The Carlisle Mosquito Online

Friday, November 16, 2001


Shorts from the selectmen, November 6

· Local aid lacking. The selectmen were concerned to learn that local aid money committed to Carlisle by the state may not be paid. Selectman Vivian Chaput reported on a meeting of the fiscal policy committee of the Massachusetts Municipal Association, where she learned that shortfalls in the state budget will require significant cuts, and "everything is on the table, including local aid." Chairman John Ballantine, examining the possible repercussions on town budgets, said, "We would have to cut people because we don't have another way to cut expenses." Selectman Tim Hult spoke of the bind that towns are in, due to the restrictions of Proposition 2 1/2, and said, "We need to send a letter, and a strong one," to state representatives. A motion passed to send a letter as soon as possible.

Carlisle expected to receive $2,0767,038 in state aid this year, and even a 10 or 20 percent cut would mean a shortfall of hundreds of thousands of dollars for the town. State spending is currently underfunded by at least $1.4 billion due to recession and the voter-approved tax cuts being phased in this year. The state has yet to pass a budget for the current fiscal year, allowing departments to continue spending at last year's levels in spite of the drop in revenue. According to Chaput, "the longer the state goes without a budget, the deeper the hole they dig." As an alternative to cuts to local aid, the state could decide to tap reserves set aside over the past several years. The balance in the state's stabilization fund alone is over $2.3 billion.

· Ambulance runs increase.
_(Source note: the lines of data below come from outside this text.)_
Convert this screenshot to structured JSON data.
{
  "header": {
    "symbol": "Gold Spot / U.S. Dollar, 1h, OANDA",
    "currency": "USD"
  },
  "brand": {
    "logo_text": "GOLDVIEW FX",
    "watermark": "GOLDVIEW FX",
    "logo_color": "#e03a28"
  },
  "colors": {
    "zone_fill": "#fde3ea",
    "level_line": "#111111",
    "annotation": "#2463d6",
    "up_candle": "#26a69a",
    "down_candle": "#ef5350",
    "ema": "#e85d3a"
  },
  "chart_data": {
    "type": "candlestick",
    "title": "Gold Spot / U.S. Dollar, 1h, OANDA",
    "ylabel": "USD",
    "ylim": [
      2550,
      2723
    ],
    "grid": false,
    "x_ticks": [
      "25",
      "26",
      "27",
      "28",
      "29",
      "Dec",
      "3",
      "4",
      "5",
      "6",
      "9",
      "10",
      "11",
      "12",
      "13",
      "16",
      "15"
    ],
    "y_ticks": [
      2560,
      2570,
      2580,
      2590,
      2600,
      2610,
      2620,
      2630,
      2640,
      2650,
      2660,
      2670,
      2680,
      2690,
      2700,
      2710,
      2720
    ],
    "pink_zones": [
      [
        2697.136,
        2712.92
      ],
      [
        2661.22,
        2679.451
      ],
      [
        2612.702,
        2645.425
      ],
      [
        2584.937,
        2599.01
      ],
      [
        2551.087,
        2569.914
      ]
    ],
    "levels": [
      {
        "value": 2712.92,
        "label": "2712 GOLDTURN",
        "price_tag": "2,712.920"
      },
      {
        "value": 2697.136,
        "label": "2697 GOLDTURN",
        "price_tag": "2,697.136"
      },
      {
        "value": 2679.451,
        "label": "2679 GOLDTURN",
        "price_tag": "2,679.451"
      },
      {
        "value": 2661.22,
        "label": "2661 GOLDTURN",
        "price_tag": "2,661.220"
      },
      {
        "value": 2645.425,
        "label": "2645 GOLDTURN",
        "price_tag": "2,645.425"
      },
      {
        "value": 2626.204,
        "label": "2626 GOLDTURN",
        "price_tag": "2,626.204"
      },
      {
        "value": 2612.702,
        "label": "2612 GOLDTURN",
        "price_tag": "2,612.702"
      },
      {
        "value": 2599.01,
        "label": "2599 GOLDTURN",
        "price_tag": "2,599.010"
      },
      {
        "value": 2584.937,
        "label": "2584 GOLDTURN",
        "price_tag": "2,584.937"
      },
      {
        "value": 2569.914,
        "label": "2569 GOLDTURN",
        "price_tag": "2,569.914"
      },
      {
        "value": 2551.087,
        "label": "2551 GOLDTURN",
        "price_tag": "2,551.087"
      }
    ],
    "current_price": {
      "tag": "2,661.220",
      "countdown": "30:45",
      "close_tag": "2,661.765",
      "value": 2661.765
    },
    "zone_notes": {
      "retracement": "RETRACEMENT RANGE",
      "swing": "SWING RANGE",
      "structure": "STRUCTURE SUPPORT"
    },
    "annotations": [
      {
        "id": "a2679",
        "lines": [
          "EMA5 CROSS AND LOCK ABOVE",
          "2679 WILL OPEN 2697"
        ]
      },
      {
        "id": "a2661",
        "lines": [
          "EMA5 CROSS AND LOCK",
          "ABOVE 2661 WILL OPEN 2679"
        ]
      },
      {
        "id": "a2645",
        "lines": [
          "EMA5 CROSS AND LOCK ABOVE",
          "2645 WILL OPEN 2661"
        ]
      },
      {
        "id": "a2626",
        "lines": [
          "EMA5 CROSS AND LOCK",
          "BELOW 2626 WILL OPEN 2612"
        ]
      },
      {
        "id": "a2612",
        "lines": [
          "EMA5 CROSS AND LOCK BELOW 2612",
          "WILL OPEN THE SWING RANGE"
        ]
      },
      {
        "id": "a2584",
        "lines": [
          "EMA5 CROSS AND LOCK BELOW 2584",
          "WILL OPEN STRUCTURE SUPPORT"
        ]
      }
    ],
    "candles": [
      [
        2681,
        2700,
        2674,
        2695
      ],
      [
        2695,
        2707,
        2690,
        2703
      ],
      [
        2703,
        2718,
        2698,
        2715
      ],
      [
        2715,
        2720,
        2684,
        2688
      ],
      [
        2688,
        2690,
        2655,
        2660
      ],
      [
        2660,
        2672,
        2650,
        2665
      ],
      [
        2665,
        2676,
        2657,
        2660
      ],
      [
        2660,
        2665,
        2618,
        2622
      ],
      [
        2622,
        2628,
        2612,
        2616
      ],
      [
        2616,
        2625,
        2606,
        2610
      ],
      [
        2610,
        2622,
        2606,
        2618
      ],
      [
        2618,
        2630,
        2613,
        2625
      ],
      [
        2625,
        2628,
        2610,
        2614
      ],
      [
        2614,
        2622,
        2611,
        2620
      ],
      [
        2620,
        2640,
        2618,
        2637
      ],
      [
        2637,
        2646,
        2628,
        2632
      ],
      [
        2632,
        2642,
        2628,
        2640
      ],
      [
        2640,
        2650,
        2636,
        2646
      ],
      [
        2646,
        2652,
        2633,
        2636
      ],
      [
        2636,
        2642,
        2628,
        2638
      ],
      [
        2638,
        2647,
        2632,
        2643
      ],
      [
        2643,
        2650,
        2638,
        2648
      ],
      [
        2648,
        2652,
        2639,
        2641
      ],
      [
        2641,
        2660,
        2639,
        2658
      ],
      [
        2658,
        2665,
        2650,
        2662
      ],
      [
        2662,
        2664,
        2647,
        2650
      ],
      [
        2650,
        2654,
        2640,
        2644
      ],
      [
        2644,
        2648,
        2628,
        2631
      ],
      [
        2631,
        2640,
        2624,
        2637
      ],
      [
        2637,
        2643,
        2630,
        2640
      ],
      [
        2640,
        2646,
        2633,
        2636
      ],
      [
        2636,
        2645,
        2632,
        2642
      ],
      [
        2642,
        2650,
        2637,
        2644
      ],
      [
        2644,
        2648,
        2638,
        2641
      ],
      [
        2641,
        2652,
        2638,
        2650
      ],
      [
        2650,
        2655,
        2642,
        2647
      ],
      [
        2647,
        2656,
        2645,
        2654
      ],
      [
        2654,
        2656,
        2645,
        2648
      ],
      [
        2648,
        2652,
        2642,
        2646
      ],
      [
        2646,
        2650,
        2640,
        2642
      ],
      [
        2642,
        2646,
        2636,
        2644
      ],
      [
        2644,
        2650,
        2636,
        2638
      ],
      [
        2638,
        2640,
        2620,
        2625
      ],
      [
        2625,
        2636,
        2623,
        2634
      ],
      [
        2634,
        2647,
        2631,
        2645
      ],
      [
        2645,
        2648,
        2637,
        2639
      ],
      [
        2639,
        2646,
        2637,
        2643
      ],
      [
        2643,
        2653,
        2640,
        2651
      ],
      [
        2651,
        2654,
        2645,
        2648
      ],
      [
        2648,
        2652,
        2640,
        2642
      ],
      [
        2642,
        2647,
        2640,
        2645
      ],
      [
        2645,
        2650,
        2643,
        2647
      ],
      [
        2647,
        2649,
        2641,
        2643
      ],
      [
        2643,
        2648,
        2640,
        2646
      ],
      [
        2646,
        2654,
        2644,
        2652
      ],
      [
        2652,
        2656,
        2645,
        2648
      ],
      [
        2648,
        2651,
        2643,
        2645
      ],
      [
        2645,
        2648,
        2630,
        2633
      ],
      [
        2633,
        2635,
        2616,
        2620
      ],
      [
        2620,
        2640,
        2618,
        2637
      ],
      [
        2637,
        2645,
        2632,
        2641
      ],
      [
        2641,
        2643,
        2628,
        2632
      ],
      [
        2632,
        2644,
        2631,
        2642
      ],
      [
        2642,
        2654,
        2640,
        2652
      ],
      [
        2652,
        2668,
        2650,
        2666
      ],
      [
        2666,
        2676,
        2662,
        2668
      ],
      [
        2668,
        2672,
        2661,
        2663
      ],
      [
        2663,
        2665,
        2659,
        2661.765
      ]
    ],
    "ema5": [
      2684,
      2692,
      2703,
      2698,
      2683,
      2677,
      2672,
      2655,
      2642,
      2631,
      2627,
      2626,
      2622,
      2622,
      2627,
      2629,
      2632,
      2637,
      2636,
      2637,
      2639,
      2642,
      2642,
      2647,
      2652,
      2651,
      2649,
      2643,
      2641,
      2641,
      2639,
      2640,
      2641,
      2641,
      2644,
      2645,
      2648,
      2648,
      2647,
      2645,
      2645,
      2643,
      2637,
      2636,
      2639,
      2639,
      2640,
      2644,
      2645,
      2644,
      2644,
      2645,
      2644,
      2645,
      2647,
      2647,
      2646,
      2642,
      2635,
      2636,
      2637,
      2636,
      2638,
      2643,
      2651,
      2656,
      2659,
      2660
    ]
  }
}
According to Carlisle Fire Chief Bob Koning, the number of ambulance runs has increased nearly 50 percent over the past two years. He requested $31,650 from the ambulance fund to replace oxygen cylinders, a defibrillator, training tapes, a CPR mannequin, and other worn-out ambulance equipment. According to Koning, equipment is wearing out faster due to the increase in runs. Whereas 1999 saw 104 runs, 146 runs have already occurred in 2001 "and we're not there yet." This service generates revenue, as insurance typically covers it. Ballantine raised concerns about "pots of money around town with no review by boards" such as Long Term Caps, which should provide oversight. Ballantine then voted with the other selectmen to approve the request.

· School Loop's next step. A test path is the next step in assessing the cost of the proposed school loop pathways plan. Deb Belanger and Heather Hedden of the pedestrian and bike safety advisory committee reported that the plan, which would provide walking paths along parts of Church Street, Bedford Road , and School Street forming a "loop," was presented at a public meeting on October 17. Discussions are currently taking place with abutters, and Belanger characterized those discussions as "positive we've been able to accommodate their requests for changes."

· Chapter 61 signed. The Chapter 61 Policy, which sets out requirements for homeowners wishing to remove property from an agricultural or forestry restriction, was signed by the selectmen. This will protect the town's right of first refusal when a change of ownership or use is implemented.

· Take Back Resolution sent along. A Take Back Resolution, urging the state to pass a bill requiring sellers of refrigerators, computer monitors, televisions, and other products, including those containing motor oil, mercury or cathode-ray tubes, to take responsibilty for recyling and/or disposal of those products, was sent to the selectmen for approval. One of the purposes of this proposal is to lighten the load on Carlisle's transfer station. It was referred to the Carlisle Recycling Committee for a recommendation.

· Carlisle's redistricting. Chaput also reported that the elimination of Carol Cleven's district, which included Carlisle, is "a done deal," and nothing can be done to save it. Carlisle will now be part of Concord's district. In a later interview, Chaput expressed her regret: "Carol Cleven was a good representative for Carlisle. We will miss her."